In 2nd year I basically drank 2 bottles of this over weekends, pairs well with the week days Hakushu. Intensely aromatic and fresh, Ruinart Blanc de Blancs is the maison’s signature champagne, created with 100% chardonnay from terroirs in Côte des Blancs and Montagne de Reims.
£80

GusbourneBlanc de Blancs 2018

A new discovery, turns out the English champagne is just as good as the french. The only bubbly I drink at the Londoner. Bright golden in colour, with a fine, persistent mousse. On the nose, the wine is full of citrus aromas, with lemon, pink grapefruit and orange zest, followed by notes of green apple and white flowers. The palate is vibrant, intense and complex – citrus, stone fruits, pear, spice notes, pastry and hazelnuts – with a lingering mineral note and a long, elegant finish conveying extended lees ageing of a minimum of 33 months.
£65

Champagne Pol Roger Blanc des Blancs 2012

I drink this on special occasions. The Blanc de Blancs 2012 exudes notes of dried fruits and hazelnut, which combine harmoniously with touches of citrus and exotic fruits. As the wine opens up in the glass, it reveals aromas of peach and apricot.
On the palate, the first impression is clear-cut and incisive and yet balance between vibrant youth and rich maturity. Fresh notes of citrus are underpinned by a bright acidity. This is a Champagne bursting with elegance.
£89

Non-Alchoholic

Drinks Kitchen Orange Cinchona non-alcoholic aperitif

Orange Cinchona non-alcoholic Aperitif is a complex zesty & slightly bitter non-alcoholic aperitif to enjoy mixed with sparkling water, soda or tonic. Its recipe has been crafted to celebrate Italian Aperitvo recipes and give you a special non-alcoholic treat.
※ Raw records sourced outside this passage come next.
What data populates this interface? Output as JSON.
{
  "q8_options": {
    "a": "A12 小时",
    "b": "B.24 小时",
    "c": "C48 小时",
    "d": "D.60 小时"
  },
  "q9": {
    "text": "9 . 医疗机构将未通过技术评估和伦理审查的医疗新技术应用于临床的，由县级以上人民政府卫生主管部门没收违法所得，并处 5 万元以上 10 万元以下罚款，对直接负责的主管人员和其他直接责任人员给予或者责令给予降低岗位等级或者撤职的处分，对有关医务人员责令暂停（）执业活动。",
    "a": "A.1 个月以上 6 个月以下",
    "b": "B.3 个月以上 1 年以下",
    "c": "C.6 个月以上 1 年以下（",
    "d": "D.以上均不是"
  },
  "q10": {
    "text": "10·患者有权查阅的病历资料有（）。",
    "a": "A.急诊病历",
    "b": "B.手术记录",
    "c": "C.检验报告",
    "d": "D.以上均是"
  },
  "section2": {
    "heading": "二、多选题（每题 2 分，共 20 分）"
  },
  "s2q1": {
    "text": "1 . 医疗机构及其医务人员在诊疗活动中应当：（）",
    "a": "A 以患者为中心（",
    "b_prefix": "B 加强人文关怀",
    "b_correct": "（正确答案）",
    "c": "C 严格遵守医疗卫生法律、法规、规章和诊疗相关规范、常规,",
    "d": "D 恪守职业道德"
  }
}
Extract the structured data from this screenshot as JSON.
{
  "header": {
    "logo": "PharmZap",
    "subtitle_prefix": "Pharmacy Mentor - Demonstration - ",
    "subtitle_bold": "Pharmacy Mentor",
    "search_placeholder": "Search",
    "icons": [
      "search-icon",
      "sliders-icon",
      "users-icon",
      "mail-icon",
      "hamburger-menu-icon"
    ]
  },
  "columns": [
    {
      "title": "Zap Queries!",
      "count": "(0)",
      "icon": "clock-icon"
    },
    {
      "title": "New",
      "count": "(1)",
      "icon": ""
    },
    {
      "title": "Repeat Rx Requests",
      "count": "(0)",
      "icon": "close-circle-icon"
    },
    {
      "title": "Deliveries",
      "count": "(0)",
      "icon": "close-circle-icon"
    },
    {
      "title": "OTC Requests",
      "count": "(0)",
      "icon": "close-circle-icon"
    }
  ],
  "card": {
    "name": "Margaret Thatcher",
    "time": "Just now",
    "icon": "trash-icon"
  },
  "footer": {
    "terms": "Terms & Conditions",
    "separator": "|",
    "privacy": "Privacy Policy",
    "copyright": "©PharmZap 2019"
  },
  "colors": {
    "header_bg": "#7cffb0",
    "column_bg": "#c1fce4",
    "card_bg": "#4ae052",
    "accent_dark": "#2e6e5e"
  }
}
French Bloom Le Blanc organic French bubbly

A perfectly balanced (and rather beautiful) bottle that offers you every last drop of flavour and creamy mousse you would expect from a fine bottle of French bubbly.This totally organic Le Blanc is made from 100% Chardonnay grapes and elevated with pure Gensac spring water. It is fresh on the nose, lifted with pear; bursting with brightness from tropical notes on the palate, softened fresh white flowers and cool citrus peel.